At some point, Lyne and her father’s level of commitment drifted apart.
“He did it for about five years,” Lyne said. “And then my mom said: ‘I’m done racing. I want my weekends back. It’s just not fun anymore.’ I wasn’t ready to hang up my wenches and Dennis raced out of the same hometown so I, on a dare, went down and introduced myself; told him if you ever need any help, I’ll drill out rivets, I’ll help wash, whatever you need. Twenty-one years later here I am.”
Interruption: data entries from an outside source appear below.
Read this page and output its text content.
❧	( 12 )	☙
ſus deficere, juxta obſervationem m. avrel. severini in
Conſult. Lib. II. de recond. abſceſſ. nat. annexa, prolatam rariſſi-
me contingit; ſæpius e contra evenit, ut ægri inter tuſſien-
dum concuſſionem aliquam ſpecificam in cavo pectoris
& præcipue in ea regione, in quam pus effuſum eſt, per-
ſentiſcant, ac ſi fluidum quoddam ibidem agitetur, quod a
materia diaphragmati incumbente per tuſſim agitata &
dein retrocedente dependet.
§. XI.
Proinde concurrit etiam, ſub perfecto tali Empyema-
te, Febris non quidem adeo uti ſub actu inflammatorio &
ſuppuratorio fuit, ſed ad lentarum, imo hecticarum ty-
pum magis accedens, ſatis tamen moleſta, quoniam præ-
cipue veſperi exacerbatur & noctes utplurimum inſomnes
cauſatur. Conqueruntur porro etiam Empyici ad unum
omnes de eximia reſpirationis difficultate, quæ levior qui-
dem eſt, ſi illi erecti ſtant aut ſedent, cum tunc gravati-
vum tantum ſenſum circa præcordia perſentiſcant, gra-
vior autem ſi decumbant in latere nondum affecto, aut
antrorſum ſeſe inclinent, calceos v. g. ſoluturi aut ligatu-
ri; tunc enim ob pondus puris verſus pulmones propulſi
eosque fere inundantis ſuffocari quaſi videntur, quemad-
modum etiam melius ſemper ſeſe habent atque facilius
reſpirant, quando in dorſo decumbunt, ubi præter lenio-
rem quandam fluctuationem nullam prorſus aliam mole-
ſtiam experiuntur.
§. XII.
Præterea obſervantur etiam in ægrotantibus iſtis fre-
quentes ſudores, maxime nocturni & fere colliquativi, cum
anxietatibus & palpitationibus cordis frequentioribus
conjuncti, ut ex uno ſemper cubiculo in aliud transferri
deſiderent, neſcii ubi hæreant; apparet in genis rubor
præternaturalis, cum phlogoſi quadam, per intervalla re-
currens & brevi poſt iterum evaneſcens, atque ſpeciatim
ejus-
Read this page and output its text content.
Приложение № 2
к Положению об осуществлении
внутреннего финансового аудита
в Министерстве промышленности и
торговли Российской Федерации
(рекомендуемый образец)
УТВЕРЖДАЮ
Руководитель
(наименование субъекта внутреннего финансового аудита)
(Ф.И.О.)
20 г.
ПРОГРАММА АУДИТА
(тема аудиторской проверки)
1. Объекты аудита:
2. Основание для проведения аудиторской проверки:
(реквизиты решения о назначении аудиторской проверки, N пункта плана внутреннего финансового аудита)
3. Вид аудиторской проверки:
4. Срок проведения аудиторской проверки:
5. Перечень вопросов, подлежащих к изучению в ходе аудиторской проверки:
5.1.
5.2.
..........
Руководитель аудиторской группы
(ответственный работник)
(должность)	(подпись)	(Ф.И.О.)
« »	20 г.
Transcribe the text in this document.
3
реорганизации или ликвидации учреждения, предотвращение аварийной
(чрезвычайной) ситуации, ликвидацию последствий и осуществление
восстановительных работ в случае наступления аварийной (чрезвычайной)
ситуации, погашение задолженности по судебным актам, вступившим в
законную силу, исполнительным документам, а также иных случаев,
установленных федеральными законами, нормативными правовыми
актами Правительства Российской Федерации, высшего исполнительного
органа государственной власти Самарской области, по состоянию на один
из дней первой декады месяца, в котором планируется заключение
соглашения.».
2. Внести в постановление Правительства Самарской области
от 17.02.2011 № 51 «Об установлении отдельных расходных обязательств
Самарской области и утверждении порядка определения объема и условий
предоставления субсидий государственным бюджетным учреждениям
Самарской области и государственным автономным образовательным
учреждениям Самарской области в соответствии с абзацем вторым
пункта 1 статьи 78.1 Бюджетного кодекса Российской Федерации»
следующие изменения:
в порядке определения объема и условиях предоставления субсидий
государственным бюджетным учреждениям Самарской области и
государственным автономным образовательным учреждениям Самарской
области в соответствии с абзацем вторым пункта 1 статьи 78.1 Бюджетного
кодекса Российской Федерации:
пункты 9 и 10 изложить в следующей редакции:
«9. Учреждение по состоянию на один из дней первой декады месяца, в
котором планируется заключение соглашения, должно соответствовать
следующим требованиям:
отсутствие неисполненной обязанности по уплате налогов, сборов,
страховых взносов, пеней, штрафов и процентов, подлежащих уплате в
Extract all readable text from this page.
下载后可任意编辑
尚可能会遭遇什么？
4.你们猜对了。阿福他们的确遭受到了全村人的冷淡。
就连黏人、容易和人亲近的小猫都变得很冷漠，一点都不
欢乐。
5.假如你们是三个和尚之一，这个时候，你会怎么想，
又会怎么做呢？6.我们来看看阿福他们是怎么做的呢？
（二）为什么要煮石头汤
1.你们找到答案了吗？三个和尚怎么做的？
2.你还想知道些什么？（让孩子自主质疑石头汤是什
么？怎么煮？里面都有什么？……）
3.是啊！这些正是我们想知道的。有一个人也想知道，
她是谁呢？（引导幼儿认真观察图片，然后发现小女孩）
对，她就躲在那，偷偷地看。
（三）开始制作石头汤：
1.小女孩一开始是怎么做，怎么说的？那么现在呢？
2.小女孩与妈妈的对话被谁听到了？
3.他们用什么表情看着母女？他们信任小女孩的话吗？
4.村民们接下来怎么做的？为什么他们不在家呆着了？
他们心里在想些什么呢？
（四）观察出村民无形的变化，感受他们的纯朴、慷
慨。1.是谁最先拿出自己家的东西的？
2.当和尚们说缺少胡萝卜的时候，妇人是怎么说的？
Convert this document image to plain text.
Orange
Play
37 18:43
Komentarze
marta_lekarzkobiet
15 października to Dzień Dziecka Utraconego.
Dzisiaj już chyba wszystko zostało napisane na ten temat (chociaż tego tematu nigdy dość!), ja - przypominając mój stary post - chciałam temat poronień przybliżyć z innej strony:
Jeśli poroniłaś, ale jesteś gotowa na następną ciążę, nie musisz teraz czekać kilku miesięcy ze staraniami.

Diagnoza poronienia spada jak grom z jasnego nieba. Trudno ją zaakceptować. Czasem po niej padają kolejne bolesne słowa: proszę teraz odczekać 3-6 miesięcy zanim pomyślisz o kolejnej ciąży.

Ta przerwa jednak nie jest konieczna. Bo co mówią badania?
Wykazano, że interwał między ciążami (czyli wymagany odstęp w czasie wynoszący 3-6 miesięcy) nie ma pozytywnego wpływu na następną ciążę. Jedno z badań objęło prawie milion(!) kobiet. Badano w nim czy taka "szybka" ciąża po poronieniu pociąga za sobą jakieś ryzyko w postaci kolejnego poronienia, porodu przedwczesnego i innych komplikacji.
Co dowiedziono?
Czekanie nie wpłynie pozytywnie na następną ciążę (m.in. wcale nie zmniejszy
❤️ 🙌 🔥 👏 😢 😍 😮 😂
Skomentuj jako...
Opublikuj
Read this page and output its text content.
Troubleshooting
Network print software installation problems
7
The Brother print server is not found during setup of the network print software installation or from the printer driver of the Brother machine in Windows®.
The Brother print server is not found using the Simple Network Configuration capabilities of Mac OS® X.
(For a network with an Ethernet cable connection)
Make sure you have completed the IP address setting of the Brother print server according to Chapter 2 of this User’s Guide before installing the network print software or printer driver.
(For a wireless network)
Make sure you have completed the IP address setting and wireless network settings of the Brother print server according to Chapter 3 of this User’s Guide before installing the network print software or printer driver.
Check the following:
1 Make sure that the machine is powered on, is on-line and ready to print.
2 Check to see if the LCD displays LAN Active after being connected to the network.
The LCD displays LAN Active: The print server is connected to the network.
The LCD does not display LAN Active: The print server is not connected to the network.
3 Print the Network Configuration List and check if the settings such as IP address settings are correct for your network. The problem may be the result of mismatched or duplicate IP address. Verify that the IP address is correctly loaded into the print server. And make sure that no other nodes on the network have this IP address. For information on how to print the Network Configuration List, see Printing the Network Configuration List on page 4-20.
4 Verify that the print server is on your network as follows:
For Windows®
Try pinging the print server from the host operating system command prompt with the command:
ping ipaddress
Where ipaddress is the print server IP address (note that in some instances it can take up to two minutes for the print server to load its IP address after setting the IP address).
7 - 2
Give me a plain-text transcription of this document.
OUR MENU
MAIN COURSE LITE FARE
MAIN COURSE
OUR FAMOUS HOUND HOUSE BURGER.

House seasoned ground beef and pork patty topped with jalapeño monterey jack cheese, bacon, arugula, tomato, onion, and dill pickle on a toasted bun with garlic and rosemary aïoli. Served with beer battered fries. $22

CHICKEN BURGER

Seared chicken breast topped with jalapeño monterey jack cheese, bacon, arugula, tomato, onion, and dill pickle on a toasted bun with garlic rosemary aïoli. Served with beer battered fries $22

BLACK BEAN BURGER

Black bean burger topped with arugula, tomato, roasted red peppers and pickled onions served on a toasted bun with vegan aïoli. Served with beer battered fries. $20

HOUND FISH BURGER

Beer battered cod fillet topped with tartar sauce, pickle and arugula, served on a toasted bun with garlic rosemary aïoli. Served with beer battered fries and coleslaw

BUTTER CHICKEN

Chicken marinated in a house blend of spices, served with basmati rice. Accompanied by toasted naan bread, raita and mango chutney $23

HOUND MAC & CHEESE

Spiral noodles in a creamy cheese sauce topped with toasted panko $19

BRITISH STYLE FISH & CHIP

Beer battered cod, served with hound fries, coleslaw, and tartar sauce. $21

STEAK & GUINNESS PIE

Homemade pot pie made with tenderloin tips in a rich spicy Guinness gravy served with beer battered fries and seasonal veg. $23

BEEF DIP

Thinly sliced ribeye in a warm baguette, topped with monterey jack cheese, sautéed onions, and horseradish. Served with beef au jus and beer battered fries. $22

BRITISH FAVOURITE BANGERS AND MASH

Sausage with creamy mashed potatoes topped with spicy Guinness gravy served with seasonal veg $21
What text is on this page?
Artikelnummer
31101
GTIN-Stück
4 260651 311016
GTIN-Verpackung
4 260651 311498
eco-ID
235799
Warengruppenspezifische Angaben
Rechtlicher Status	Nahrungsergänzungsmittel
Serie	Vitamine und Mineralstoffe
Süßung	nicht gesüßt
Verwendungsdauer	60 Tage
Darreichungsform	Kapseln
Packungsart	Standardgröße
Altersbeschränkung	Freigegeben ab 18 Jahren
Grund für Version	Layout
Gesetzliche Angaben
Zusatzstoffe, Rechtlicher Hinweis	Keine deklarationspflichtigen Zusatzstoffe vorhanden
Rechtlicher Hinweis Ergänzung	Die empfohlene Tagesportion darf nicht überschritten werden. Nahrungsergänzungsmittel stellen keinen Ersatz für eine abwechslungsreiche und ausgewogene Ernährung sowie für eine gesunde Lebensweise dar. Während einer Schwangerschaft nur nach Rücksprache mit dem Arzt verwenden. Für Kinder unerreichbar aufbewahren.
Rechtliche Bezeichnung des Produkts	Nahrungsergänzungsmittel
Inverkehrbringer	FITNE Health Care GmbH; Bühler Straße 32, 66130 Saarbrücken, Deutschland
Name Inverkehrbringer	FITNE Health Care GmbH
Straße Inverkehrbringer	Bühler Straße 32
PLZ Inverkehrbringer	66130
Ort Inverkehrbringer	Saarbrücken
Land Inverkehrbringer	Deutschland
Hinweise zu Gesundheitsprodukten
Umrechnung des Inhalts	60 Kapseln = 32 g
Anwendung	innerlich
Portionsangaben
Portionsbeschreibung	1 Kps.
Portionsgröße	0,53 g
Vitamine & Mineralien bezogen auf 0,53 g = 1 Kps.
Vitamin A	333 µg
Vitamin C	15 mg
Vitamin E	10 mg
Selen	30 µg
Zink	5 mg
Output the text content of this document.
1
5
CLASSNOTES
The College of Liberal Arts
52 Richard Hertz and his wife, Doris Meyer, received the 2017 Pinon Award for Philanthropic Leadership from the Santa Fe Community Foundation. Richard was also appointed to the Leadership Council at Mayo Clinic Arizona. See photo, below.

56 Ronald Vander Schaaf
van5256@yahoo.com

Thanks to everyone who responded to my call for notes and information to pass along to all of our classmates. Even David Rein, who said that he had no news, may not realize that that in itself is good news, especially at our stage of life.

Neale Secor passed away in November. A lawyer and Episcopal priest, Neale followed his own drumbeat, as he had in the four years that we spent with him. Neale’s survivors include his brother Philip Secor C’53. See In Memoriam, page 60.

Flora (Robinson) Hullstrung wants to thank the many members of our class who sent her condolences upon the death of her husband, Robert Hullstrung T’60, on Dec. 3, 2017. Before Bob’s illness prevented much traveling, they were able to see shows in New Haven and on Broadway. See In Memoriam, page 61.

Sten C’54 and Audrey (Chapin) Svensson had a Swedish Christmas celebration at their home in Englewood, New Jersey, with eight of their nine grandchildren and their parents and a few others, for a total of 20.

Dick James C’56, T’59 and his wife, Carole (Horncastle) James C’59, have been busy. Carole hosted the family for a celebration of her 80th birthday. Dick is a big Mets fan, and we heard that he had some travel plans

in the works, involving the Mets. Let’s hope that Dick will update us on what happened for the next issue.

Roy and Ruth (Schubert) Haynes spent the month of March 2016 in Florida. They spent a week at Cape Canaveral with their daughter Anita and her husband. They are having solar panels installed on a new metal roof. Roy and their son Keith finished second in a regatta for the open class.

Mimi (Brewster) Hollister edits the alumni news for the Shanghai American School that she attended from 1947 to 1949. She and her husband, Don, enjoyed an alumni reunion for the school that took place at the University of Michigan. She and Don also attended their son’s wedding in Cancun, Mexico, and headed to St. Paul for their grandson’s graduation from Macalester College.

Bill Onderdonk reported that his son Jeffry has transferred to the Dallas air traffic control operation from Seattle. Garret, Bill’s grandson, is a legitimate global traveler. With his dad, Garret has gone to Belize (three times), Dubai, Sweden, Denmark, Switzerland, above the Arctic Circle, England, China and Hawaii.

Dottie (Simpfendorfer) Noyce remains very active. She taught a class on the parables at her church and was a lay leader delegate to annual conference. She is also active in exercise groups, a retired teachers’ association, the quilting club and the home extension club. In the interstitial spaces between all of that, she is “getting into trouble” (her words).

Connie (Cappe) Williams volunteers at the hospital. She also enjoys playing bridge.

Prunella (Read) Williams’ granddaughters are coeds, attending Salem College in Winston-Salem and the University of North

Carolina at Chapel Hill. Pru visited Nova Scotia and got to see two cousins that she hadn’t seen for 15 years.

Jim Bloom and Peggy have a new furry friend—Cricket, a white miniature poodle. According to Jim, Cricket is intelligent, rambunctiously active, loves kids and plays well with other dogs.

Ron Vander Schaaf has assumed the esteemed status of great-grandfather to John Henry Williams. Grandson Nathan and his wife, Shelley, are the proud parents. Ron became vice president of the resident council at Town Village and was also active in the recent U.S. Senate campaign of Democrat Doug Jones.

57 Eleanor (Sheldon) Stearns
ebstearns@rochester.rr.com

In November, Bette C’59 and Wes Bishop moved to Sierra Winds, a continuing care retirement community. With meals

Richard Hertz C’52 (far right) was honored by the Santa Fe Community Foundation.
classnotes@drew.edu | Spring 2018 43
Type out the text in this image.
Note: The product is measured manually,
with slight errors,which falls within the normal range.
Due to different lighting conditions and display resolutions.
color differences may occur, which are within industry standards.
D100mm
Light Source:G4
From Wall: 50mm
Lyne entered a male-dominated job in a field that is also male-dominated – and where there were few examples of women creating these places for themselves. In this way, Lyne became a blueprint for other women as they strive to find a place for themselves in racing and in STEM (Science, Technology, Engineering and Math) overall. She has her mother to thank for providing a strong role model, her father for sharing her passion, Erb for taking a chance on an unknow entity and most importantly herself.
“I was raised to believe that I can do anything, I want to do, as long as I put my heart and soul into it.” Lyne replied when asked about role models in the sport growing up. “My parents did not raise me to have that limitation. But from a racing role model perspective, I went in there completely green and just introduced myself to Dennis, the fact that he was brave enough to take that risk and bring a girl to the racetrack. Someone he didn’t know at all speaks volumes for him.”
Lyne and Erb have learned how to survive and succeed with each other on the road. They do this by leveraging decades of combined experience and an ability to adapt to the everchanging landscape of dirt late models. Next year the World of Outlaws visits nearly a dozen new tracks and Lyne sees it as an opportunity for continued success.
“I just want to do it again,” Lyne says going into next season, “I’m looking forward to the competition, I always do. I wouldn’t do it if I wasn’t competitively driven.
“There are some new tracks on the schedule that I’m looking forward to trying for the first time that I haven’t been to myself,” Lyne said of the 2023 season, “Dennis seems to do well on those first timers. We won out at Marion center, we finished second at Bloomsburg. We have a good solid notebook of information to tackle them over the last three years with these rocket race cars that we’re running. It’s good to have that information and leverage it to try some new things.”